Today, I rode my spiffy new recumbent bike in silence. I thought I’d go stark raving mad, but it wasn’t too bad. I learned where I need to focus, so hopefully that will become second nature with some practice.

I am easily distracted, though. My mind wanders all over the place, whether I’m exercising or writing or whatever. For instance, the first thing I wanted to do this morning was pay bills and balance the checkbook. I got up from my desk in my office to retrieve my checkbook in my purse hanging on a chair in the dining room. On my way, I remembered I wanted to plan meals for the week. I wandered into the kitchen, dug out cookbooks, figured out the plan, and then walked back to my office. I sat down and thought, Wait. I need my checkbook. Back to the dining room.
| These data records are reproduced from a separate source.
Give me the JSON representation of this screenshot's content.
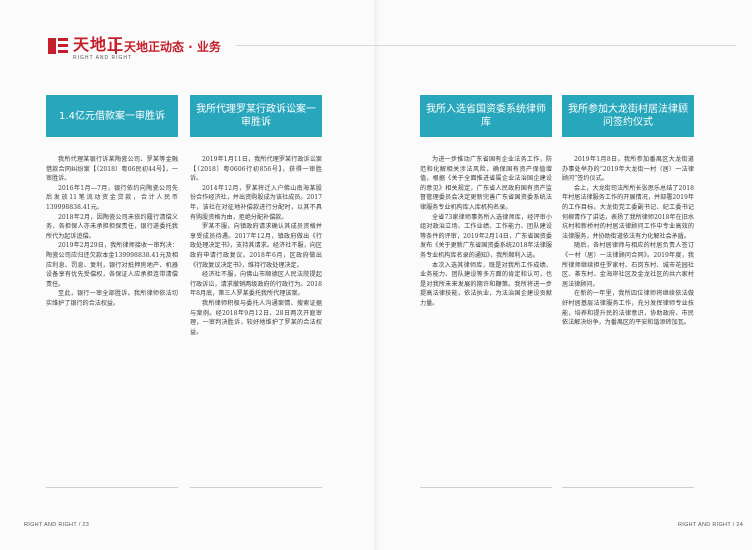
{
  "header": {
    "logo_cn": "天地正",
    "logo_en": "RIGHT AND RIGHT",
    "title": "天地正动态 · 业务"
  },
  "articles": [
    {
      "title": "1.4亿元借款案一审胜诉",
      "paragraphs": [
        "我所代理某银行诉某陶瓷公司、罗某等金融借款合同纠纷案【（2018）粤06民初44号】，一审胜诉。",
        "2016年1月—7月，银行依约向陶瓷公司先后发放11笔流动资金贷款，合计人民币139998838.41元。",
        "2018年2月，因陶瓷公司未依约履行清偿义务，各担保人亦未承担担保责任，银行遂委托我所代为起诉追偿。",
        "2019年2月29日，我所律师接收一审判决：陶瓷公司应归还欠款本金139998838.41元及相应利息、罚息、复利，银行对抵押房地产、机器设备享有优先受偿权，各保证人应承担连带清偿责任。",
        "至此，银行一审全部胜诉。我所律师依法切实维护了银行的合法权益。"
      ]
    },
    {
      "title": "我所代理罗某行政诉讼案一审胜诉",
      "paragraphs": [
        "2019年1月11日，我所代理罗某行政诉讼案【（2018）粤0606行初856号】，获得一审胜诉。",
        "2014年12月，罗某将迁入户佛山南海某股份合作经济社，并出资购股成为该社成员。2017年，该社在对征地补偿款进行分配时，以其不具有购股资格为由，拒绝分配补偿款。",
        "罗某不服，向镇政府请求确认其成员资格并享受成员待遇。2017年12月，镇政府做出《行政处理决定书》，支持其请求。经济社不服，向区政府申请行政复议。2018年6月，区政府做出《行政复议决定书》，维持行政处理决定。",
        "经济社不服，向佛山市顺德区人民法院提起行政诉讼，请求撤销两级政府的行政行为。2018年8月底，第三人罗某委托我所代理该案。",
        "我所律师积极与委托人沟通案情、搜索证据与案例。经2018年9月12日、28日两次开庭审理，一审判决胜诉，较好地维护了罗某的合法权益。"
      ]
    },
    {
      "title": "我所入选省国资委系统律师库",
      "paragraphs": [
        "为进一步推动广东省国有企业法务工作，防范和化解相关涉法风险，确保国有资产保值增值，根据《关于全面推进省属企业法治国企建设的意见》相关规定，广东省人民政府国有资产监督管理委员会决定更新完善广东省国资委系统法律服务专业机构库入库机构名录。",
        "全省73家律师事务所入选律师库，经评审小组对政治立场、工作业绩、工作能力、团队建设等条件的评审，2019年2月14日，广东省国资委发布《关于更新广东省国资委系统2018年法律服务专业机构库名录的通知》，我所顺利入选。",
        "本次入选其律师库，既是对我所工作成绩、业务能力、团队建设等多方面的肯定和认可，也是对我所未来发展的期许和鞭策。我所将进一步提高法律技能，依法执业，为法治国企建设贡献力量。"
      ]
    },
    {
      "title": "我所参加大龙街村居法律顾问签约仪式",
      "paragraphs": [
        "2019年1月8日，我所参加番禺区大龙街道办事处举办的“2019年大龙街一村（居）一法律顾问”签约仪式。",
        "会上，大龙街司法所所长张思乐总结了2018年村居法律服务工作的开展情况，并部署2019年的工作目标。大龙街党工委副书记、纪工委书记何柳青作了讲话，表扬了我所律师2018年在旧水坑村和新桥村的村居法律顾问工作中专业高效的法律服务，并协助街道依法有力化解社会矛盾。",
        "随后，各村居律师与相应的村居负责人签订《一村（居）一法律顾问合同》。2019年度，我所律师继续担任罗家村、石岗东村、城市花园社区、茶东村、金海岸社区及金龙社区的共六家村居法律顾问。",
        "在新的一年里，我所四位律师将继续依法做好村居基层法律服务工作，充分发挥律师专业技能，培养和提升民的法律意识，协助政府、市民依法解决纷争，为番禺区的平安和谐添砖加瓦。"
      ]
    }
  ],
  "footer": {
    "left": "RIGHT AND RIGHT / 23",
    "right": "RIGHT AND RIGHT / 24"
  }
}
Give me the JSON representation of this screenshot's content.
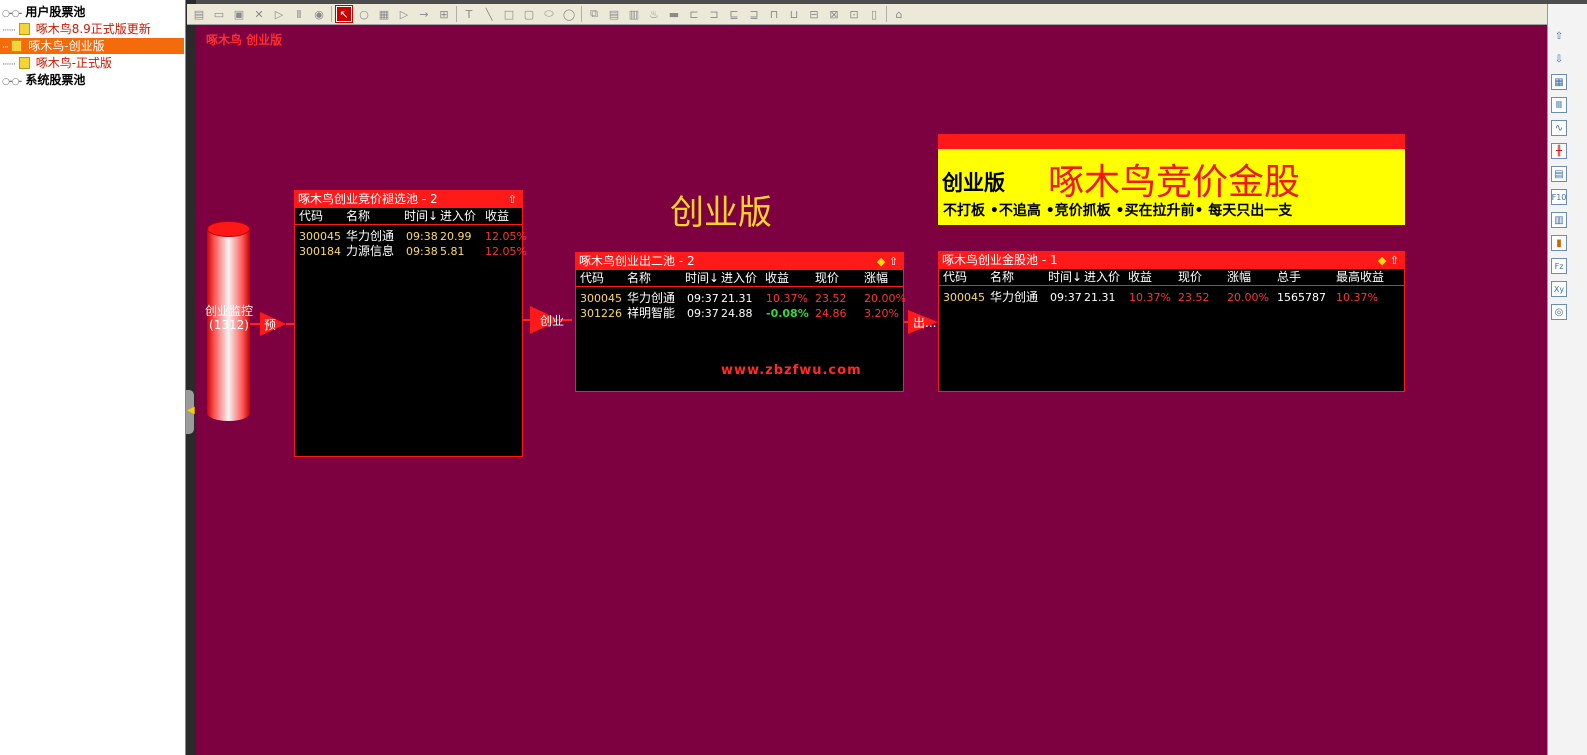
{
  "tree": {
    "user_pool": "用户股票池",
    "items": [
      "啄木鸟8.9正式版更新",
      "啄木鸟-创业版",
      "啄木鸟-正式版"
    ],
    "system_pool": "系统股票池"
  },
  "canvas": {
    "title": "啄木鸟 创业版",
    "center_label": "创业版",
    "cylinder": {
      "label": "创业监控",
      "count": "(1312)"
    },
    "arrows": {
      "a1": "预",
      "a2": "创业",
      "a3": "出..."
    },
    "watermark": "www.zbzfwu.com"
  },
  "panel1": {
    "title": "啄木鸟创业竞价褪选池 - 2",
    "cols": [
      "代码",
      "名称",
      "时间↓",
      "进入价",
      "收益"
    ],
    "rows": [
      {
        "code": "300045",
        "name": "华力创通",
        "time": "09:38",
        "price": "20.99",
        "ret": "12.05%"
      },
      {
        "code": "300184",
        "name": "力源信息",
        "time": "09:38",
        "price": "5.81",
        "ret": "12.05%"
      }
    ]
  },
  "panel2": {
    "title": "啄木鸟创业出二池 - 2",
    "cols": [
      "代码",
      "名称",
      "时间↓",
      "进入价",
      "收益",
      "现价",
      "涨幅"
    ],
    "rows": [
      {
        "code": "300045",
        "name": "华力创通",
        "time": "09:37",
        "price": "21.31",
        "ret": "10.37%",
        "now": "23.52",
        "chg": "20.00%"
      },
      {
        "code": "301226",
        "name": "祥明智能",
        "time": "09:37",
        "price": "24.88",
        "ret": "-0.08%",
        "now": "24.86",
        "chg": "3.20%"
      }
    ]
  },
  "panel3": {
    "title": "啄木鸟创业金股池 - 1",
    "cols": [
      "代码",
      "名称",
      "时间↓",
      "进入价",
      "收益",
      "现价",
      "涨幅",
      "总手",
      "最高收益"
    ],
    "rows": [
      {
        "code": "300045",
        "name": "华力创通",
        "time": "09:37",
        "price": "21.31",
        "ret": "10.37%",
        "now": "23.52",
        "chg": "20.00%",
        "vol": "1565787",
        "max": "10.37%"
      }
    ]
  },
  "banner": {
    "edition": "创业版",
    "title": "啄木鸟竞价金股",
    "slogans": "不打板 •不追高 •竞价抓板 •买在拉升前• 每天只出一支"
  },
  "colors": {
    "canvas_bg": "#7d0041",
    "accent": "#ff1a1a",
    "highlight": "#ffff00"
  }
}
On the way, I remembered I wanted to add soap and paprika to the grocery list. But before I could do that, I had to turn off the electric candles in the windows, open the shades, make some tea and pick out workout clothes. I got back to my desk and still didn’t have my checkbook.

This is a recurring issue for me. Even after yesterday’s intentional mindfulness during exercise and I was feeling so good about how well I’d done, today comes and I have to start all over again.

And that’s OK. I didn’t lose weight overnight. I can’t train my mind to pay attention overnight, either, right?

Now I’m really going to go pay bills and balance my checkbook. Really. I am.